During an economic downturn, the nation’s largest public companies tend to outperform smaller ones. Investors lean towards buying shares in blue-chip stocks that can “ride out the storm.” But as a recovery moves along, small-cap and mid-cap companies may outperform large-cap stocks. A well-managed small to mid-size company may be able to take advantage of the growth opportunities that emerge in a stronger economy. Since there are no signs of an economic slowdown at this point, you may want to consider increasing your allocation to mid-cap and small-cap stocks in the coming months.
Turning to bonds, the recent cycle of over-performance by fixed-income securities may be drawing to a close. Although the Federal Reserve intends to continue its purchases of fixed-income bonds to support the economic recovery, interest rates are likely to move higher in 2014.
One way to potentially reduce exposure to interest rate risk is to shorten the duration of your bond portfolio. In other words, rather than purchase 30-year bonds, look for bonds that have shorter maturity ranges. As an inflation hedge, a possible solution is to consider TIPS (Treasury inflation protected securities) whose rates automatically adjust to reflect changes in the nation’s Consumer Price Index (CPI).
While alternative asset classes, such as hedge funds, infrastructure funds and master limited partnerships (MLPs) have less liquidity than stocks and bonds, they can diversify your portfolio and provide different benefits. For instance, infrastructure investments in projects like utility plants and toll roads can provide a steady flow of cash with some built-in projection against future inflation.
There are also plenty of investment opportunities beyond the United States in both developed and emerging markets. For instance, the Japanese economy — which has sputtered along for the past two decades — may finally be entering a growth phase under Prime Minister Shinzo Abe. A combination of fiscal stimulus and political reforms may help Japan’s public companies play a stronger role in world markets, with an accompanying rise in values.
For the past few years, European stocks have also been out of favor, and are now relatively “cheap” in comparison with U.S. equities. Since one of the traditional approaches to building wealth in the financial market is to buy low and sell high, you may want to consider increasing your portfolio allocation to European stocks, especially if you have a long-term investment horizon.
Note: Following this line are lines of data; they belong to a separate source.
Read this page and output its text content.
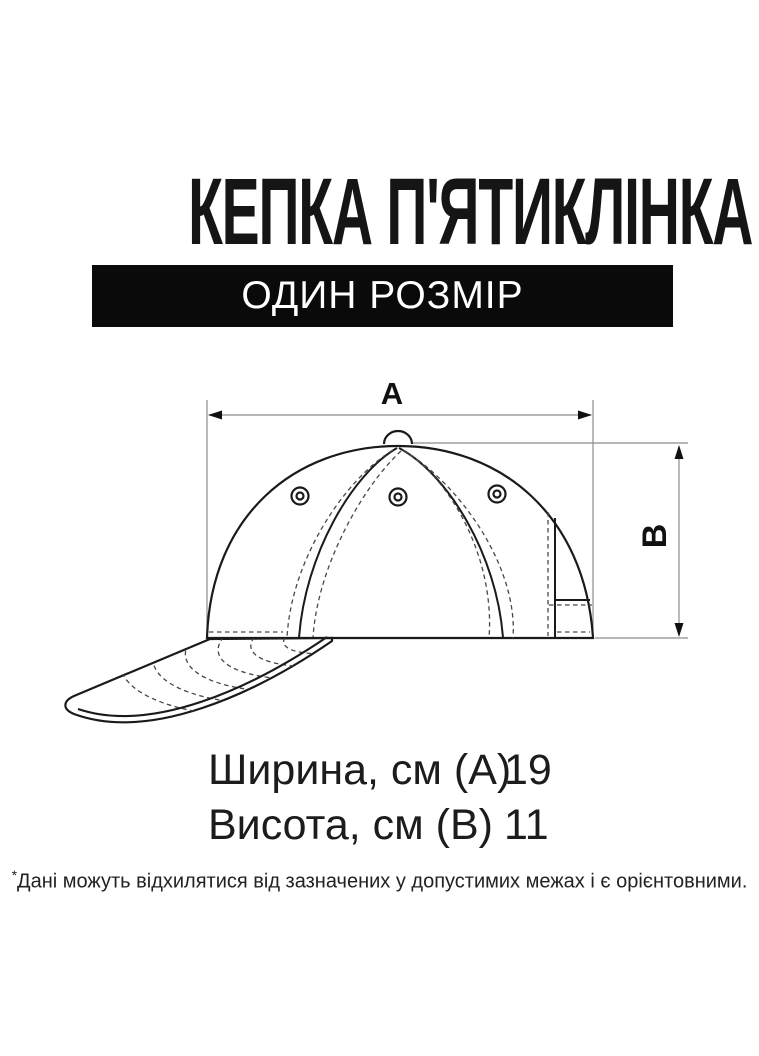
КЕПКА П'ЯТИКЛІНКА
ОДИН РОЗМІР
A
B
Ширина, см (А)
19
Висота, см (В) 11
*Дані можуть відхилятися від зазначених у допустимих межах і є орієнтовними.
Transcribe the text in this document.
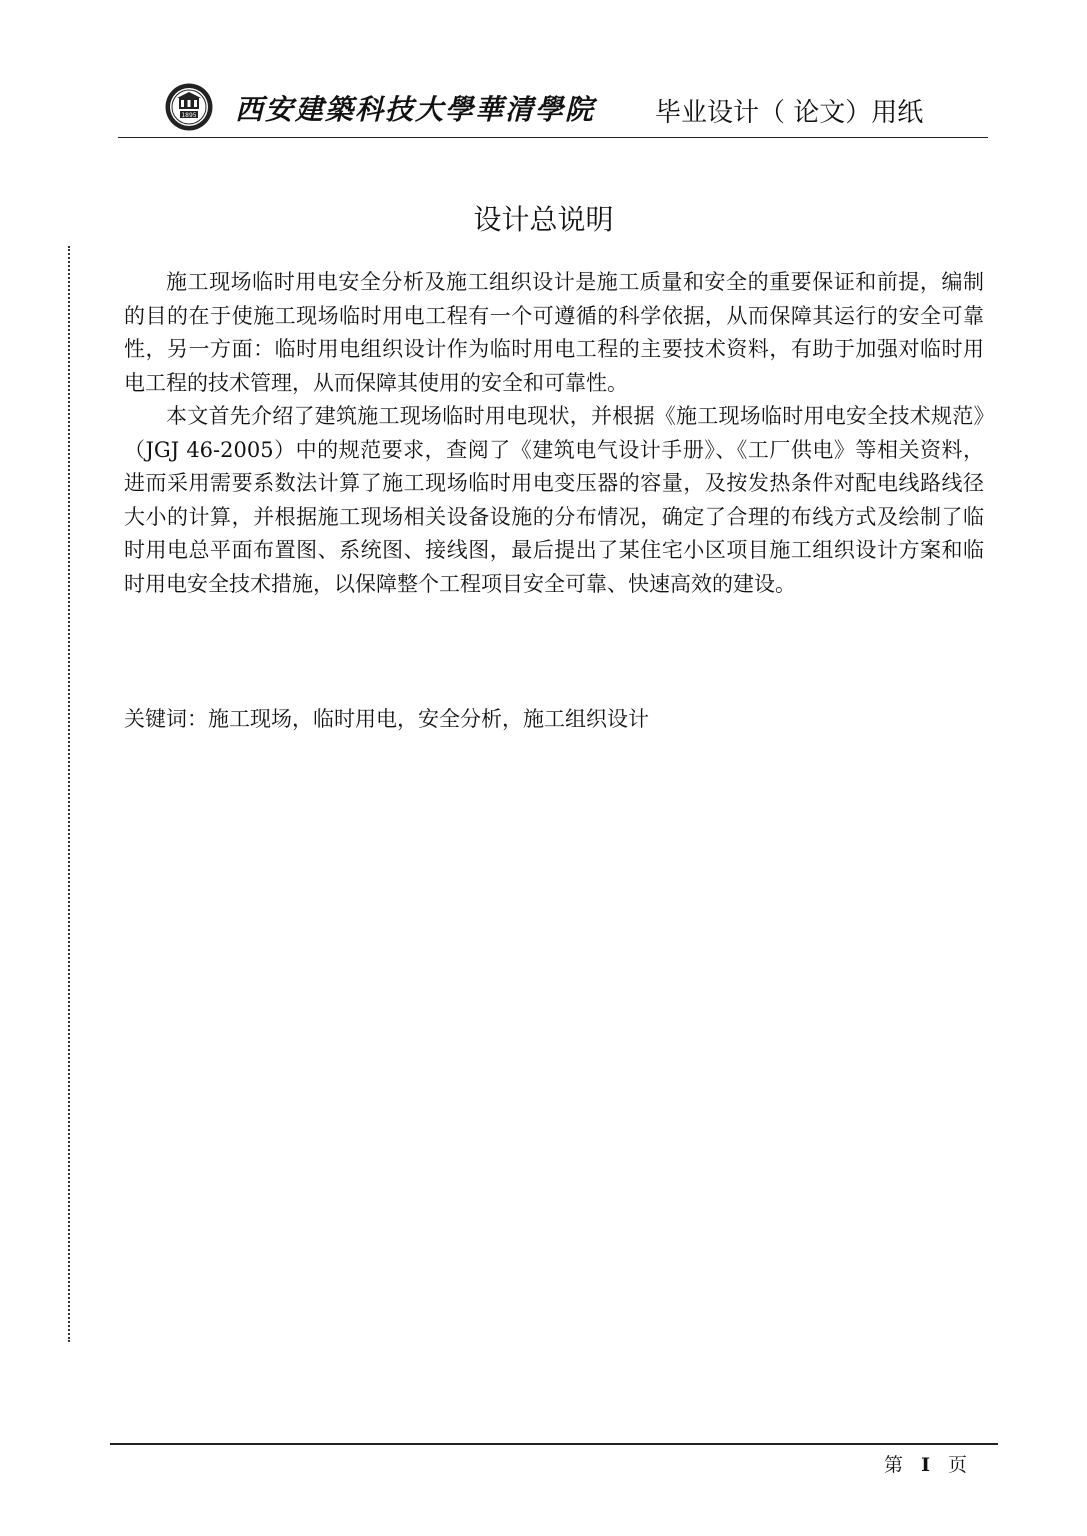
1895 西安建築科技大學華清學院 毕业设计（ 论文）用纸
设计总说明

施工现场临时用电安全分析及施工组织设计是施工质量和安全的重要保证和前提，编制的目的在于使施工现场临时用电工程有一个可遵循的科学依据，从而保障其运行的安全可靠性，另一方面：临时用电组织设计作为临时用电工程的主要技术资料，有助于加强对临时用电工程的技术管理，从而保障其使用的安全和可靠性。

本文首先介绍了建筑施工现场临时用电现状，并根据《施工现场临时用电安全技术规范》（JGJ 46-2005）中的规范要求，查阅了《建筑电气设计手册》、《工厂供电》等相关资料，进而采用需要系数法计算了施工现场临时用电变压器的容量，及按发热条件对配电线路线径大小的计算，并根据施工现场相关设备设施的分布情况，确定了合理的布线方式及绘制了临时用电总平面布置图、系统图、接线图，最后提出了某住宅小区项目施工组织设计方案和临时用电安全技术措施，以保障整个工程项目安全可靠、快速高效的建设。

关键词：施工现场，临时用电，安全分析，施工组织设计
第 I 页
You may also want to look at equities in emerging markets like Brazil, India and Mexico, as well as smaller nations like Peru, Vietnam and Saudi Arabia. Many of these countries have enjoyed growing economies in recent years, despite the recession. Emerging market investing does have added risks, such as currency fluctuations and political factors, but when added to a diversified portfolio of stocks and bonds it can actually lower the overall risk (volatility) of your portfolio. The reason for this is that emerging markets and U.S. markets don’t necessarily move in tandem with one another.
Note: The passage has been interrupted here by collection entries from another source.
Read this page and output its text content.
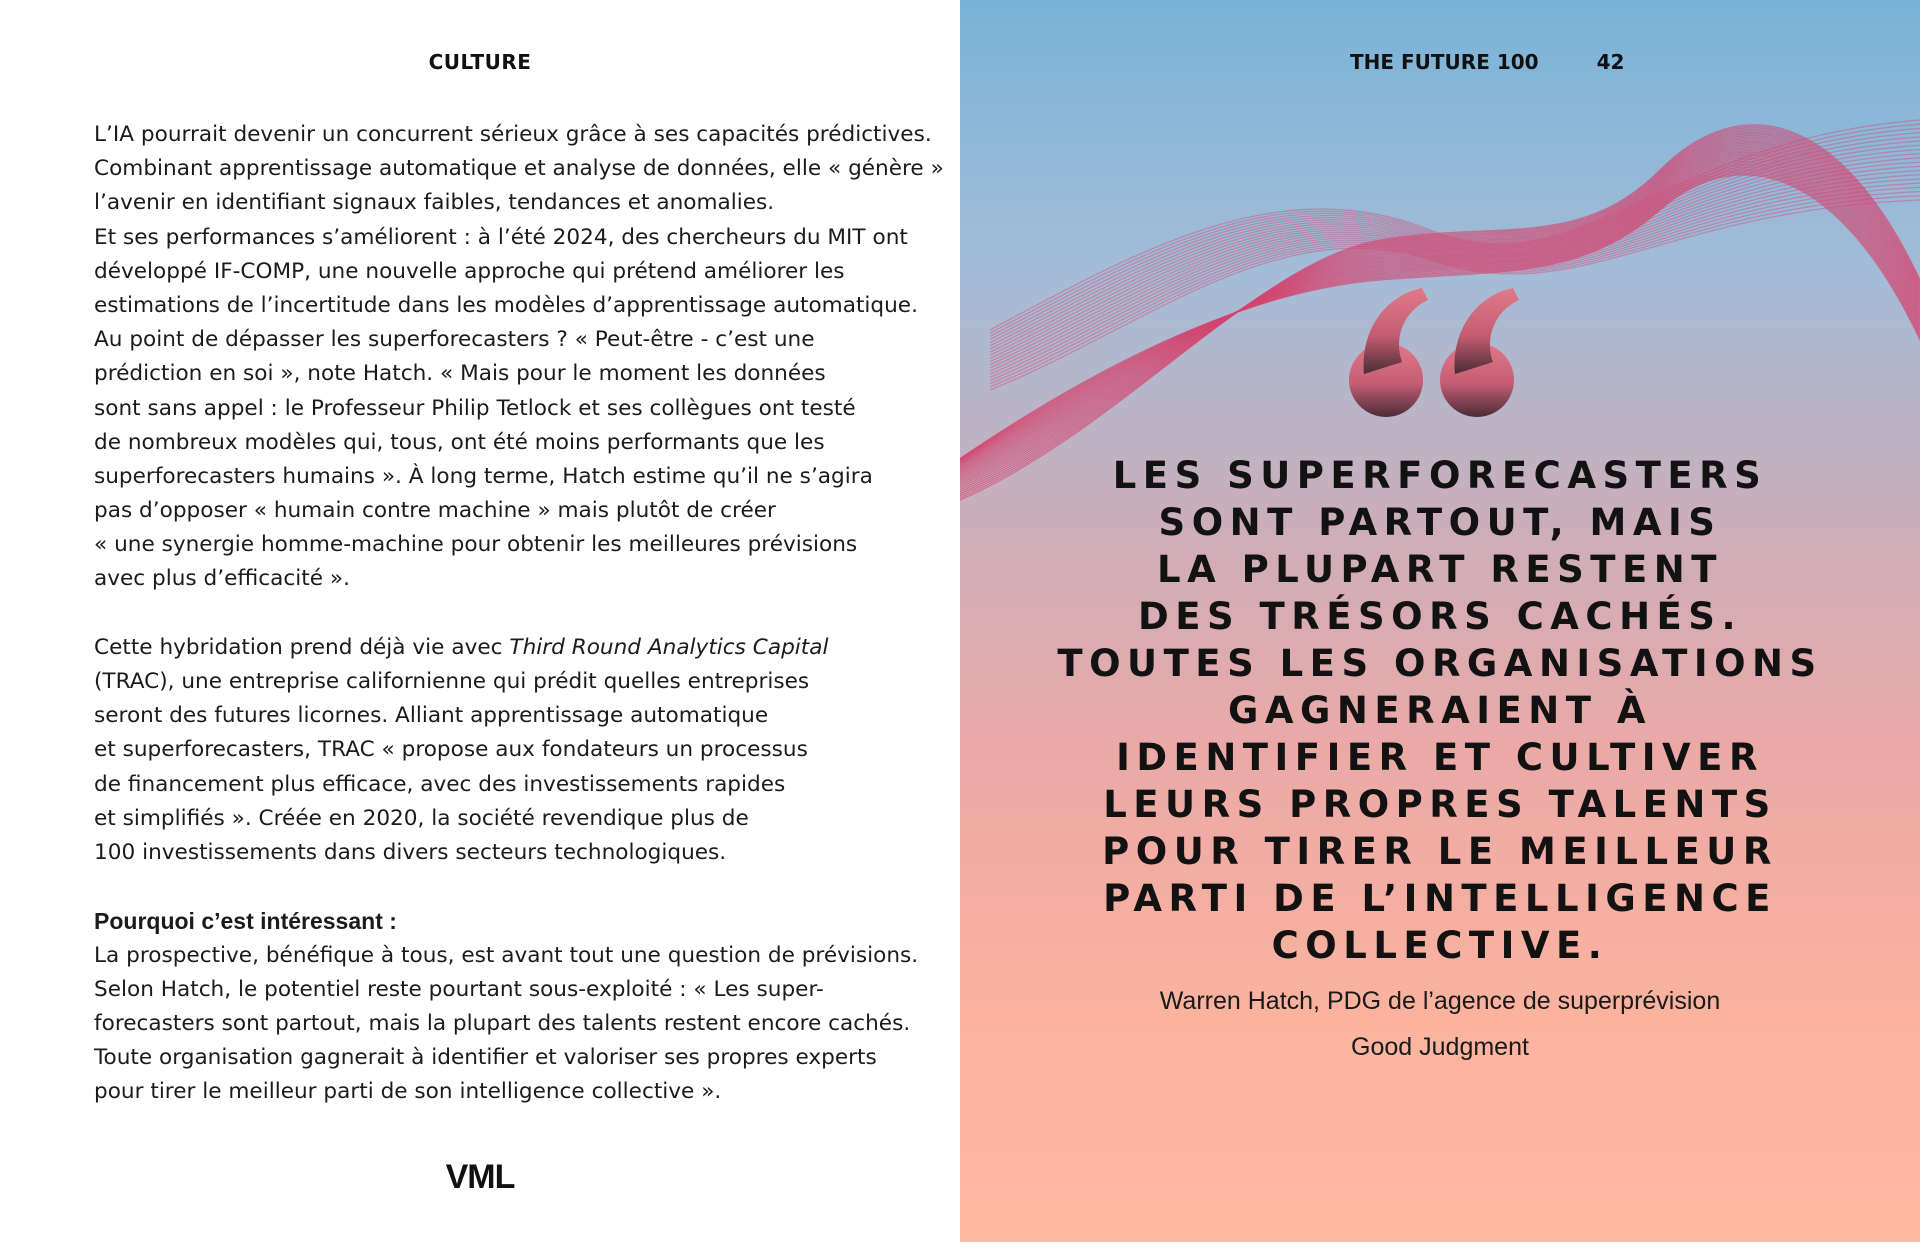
CULTURE
L’IA pourrait devenir un concurrent sérieux grâce à ses capacités prédictives.
Combinant apprentissage automatique et analyse de données, elle « génère »
l’avenir en identifiant signaux faibles, tendances et anomalies.
Et ses performances s’améliorent : à l’été 2024, des chercheurs du MIT ont
développé IF-COMP, une nouvelle approche qui prétend améliorer les
estimations de l’incertitude dans les modèles d’apprentissage automatique.
Au point de dépasser les superforecasters ? « Peut-être - c’est une
prédiction en soi », note Hatch. « Mais pour le moment les données
sont sans appel : le Professeur Philip Tetlock et ses collègues ont testé
de nombreux modèles qui, tous, ont été moins performants que les
superforecasters humains ». À long terme, Hatch estime qu’il ne s’agira
pas d’opposer « humain contre machine » mais plutôt de créer
« une synergie homme-machine pour obtenir les meilleures prévisions
avec plus d’efficacité ».
Cette hybridation prend déjà vie avec Third Round Analytics Capital
(TRAC), une entreprise californienne qui prédit quelles entreprises
seront des futures licornes. Alliant apprentissage automatique
et superforecasters, TRAC « propose aux fondateurs un processus
de financement plus efficace, avec des investissements rapides
et simplifiés ». Créée en 2020, la société revendique plus de
100 investissements dans divers secteurs technologiques.
Pourquoi c’est intéressant :
La prospective, bénéfique à tous, est avant tout une question de prévisions.
Selon Hatch, le potentiel reste pourtant sous-exploité : « Les super-
forecasters sont partout, mais la plupart des talents restent encore cachés.
Toute organisation gagnerait à identifier et valoriser ses propres experts
pour tirer le meilleur parti de son intelligence collective ».
VML
THE FUTURE 100	42
LES SUPERFORECASTERS
SONT PARTOUT, MAIS
LA PLUPART RESTENT
DES TRÉSORS CACHÉS.
TOUTES LES ORGANISATIONS
GAGNERAIENT À
IDENTIFIER ET CULTIVER
LEURS PROPRES TALENTS
POUR TIRER LE MEILLEUR
PARTI DE L’INTELLIGENCE
COLLECTIVE.
Warren Hatch, PDG de l’agence de superprévision
Good Judgment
Finally, review your current portfolio and do any necessary rebalancing to be sure it reflects your overall investment strategy. For example, if your investment plan calls for 30 percent stocks, you might see that those equities have grown in value in recent months and now make up a much larger percentage of your portfolio. Therefore, you may want to sell some of your equities and redeploy those funds into an underperforming asset class.
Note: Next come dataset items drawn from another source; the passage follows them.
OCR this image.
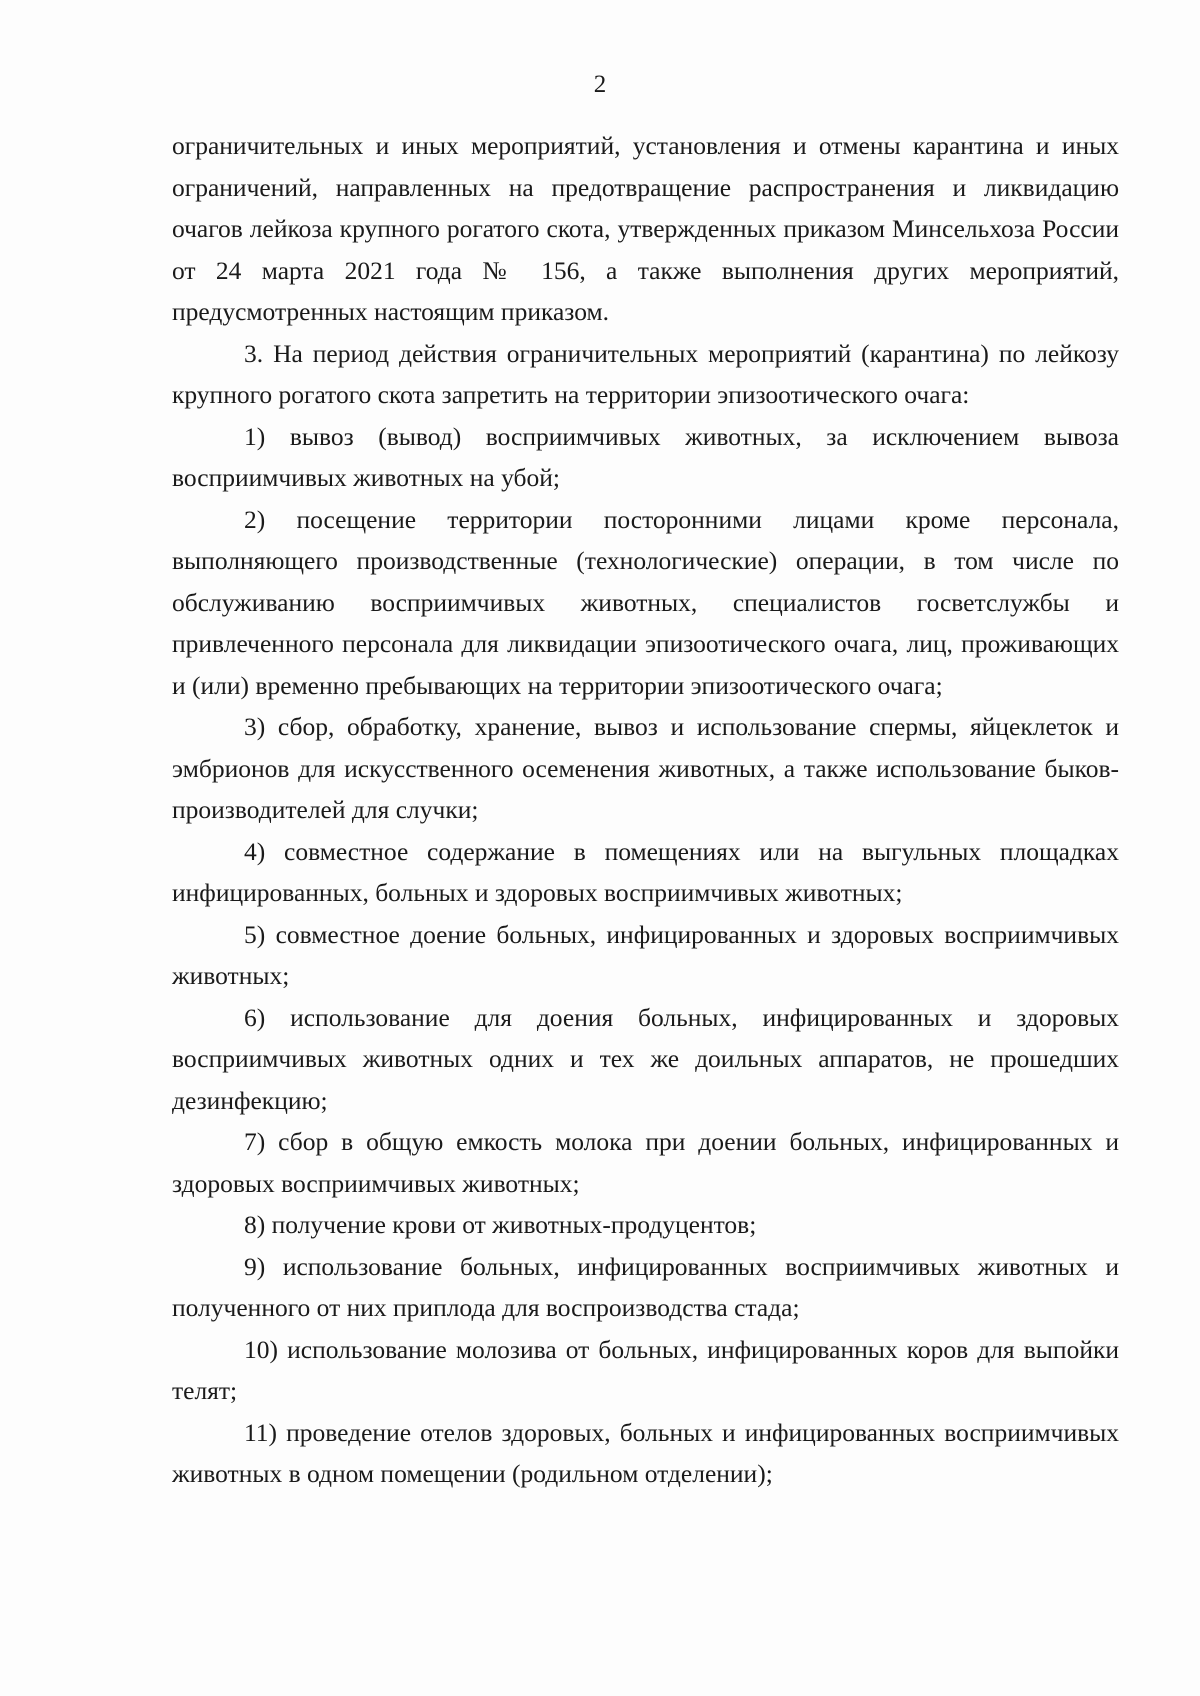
2

ограничительных и иных мероприятий, установления и отмены карантина и иных ограничений, направленных на предотвращение распространения и ликвидацию очагов лейкоза крупного рогатого скота, утвержденных приказом Минсельхоза России от 24 марта 2021 года № 156, а также выполнения других мероприятий, предусмотренных настоящим приказом.

3. На период действия ограничительных мероприятий (карантина) по лейкозу крупного рогатого скота запретить на территории эпизоотического очага:

1) вывоз (вывод) восприимчивых животных, за исключением вывоза восприимчивых животных на убой;

2) посещение территории посторонними лицами кроме персонала, выполняющего производственные (технологические) операции, в том числе по обслуживанию восприимчивых животных, специалистов госветслужбы и привлеченного персонала для ликвидации эпизоотического очага, лиц, проживающих и (или) временно пребывающих на территории эпизоотического очага;

3) сбор, обработку, хранение, вывоз и использование спермы, яйцеклеток и эмбрионов для искусственного осеменения животных, а также использование быков-производителей для случки;

4) совместное содержание в помещениях или на выгульных площадках инфицированных, больных и здоровых восприимчивых животных;

5) совместное доение больных, инфицированных и здоровых восприимчивых животных;

6) использование для доения больных, инфицированных и здоровых восприимчивых животных одних и тех же доильных аппаратов, не прошедших дезинфекцию;

7) сбор в общую емкость молока при доении больных, инфицированных и здоровых восприимчивых животных;

8) получение крови от животных-продуцентов;

9) использование больных, инфицированных восприимчивых животных и полученного от них приплода для воспроизводства стада;

10) использование молозива от больных, инфицированных коров для выпойки телят;

11) проведение отелов здоровых, больных и инфицированных восприимчивых животных в одном помещении (родильном отделении);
Diversification doesn’t guarantee a profit or protect against loss, but it does reduce your vulnerability to large fluctuations in your portfolio. That’s the key to maintaining a solid portfolio throughout every season of the year.
Andrew Menachem, CIMA, is a Wealth Advisor at the Menachem Wealth Management Group at Morgan Stanley in Aventura and teaches at the University of Miami. Views expressed are those of the author, not necessarily Morgan Stanley, and are not a solicitation to buy or sell any security. The strategies and/or investments referenced may not be suitable for all investors.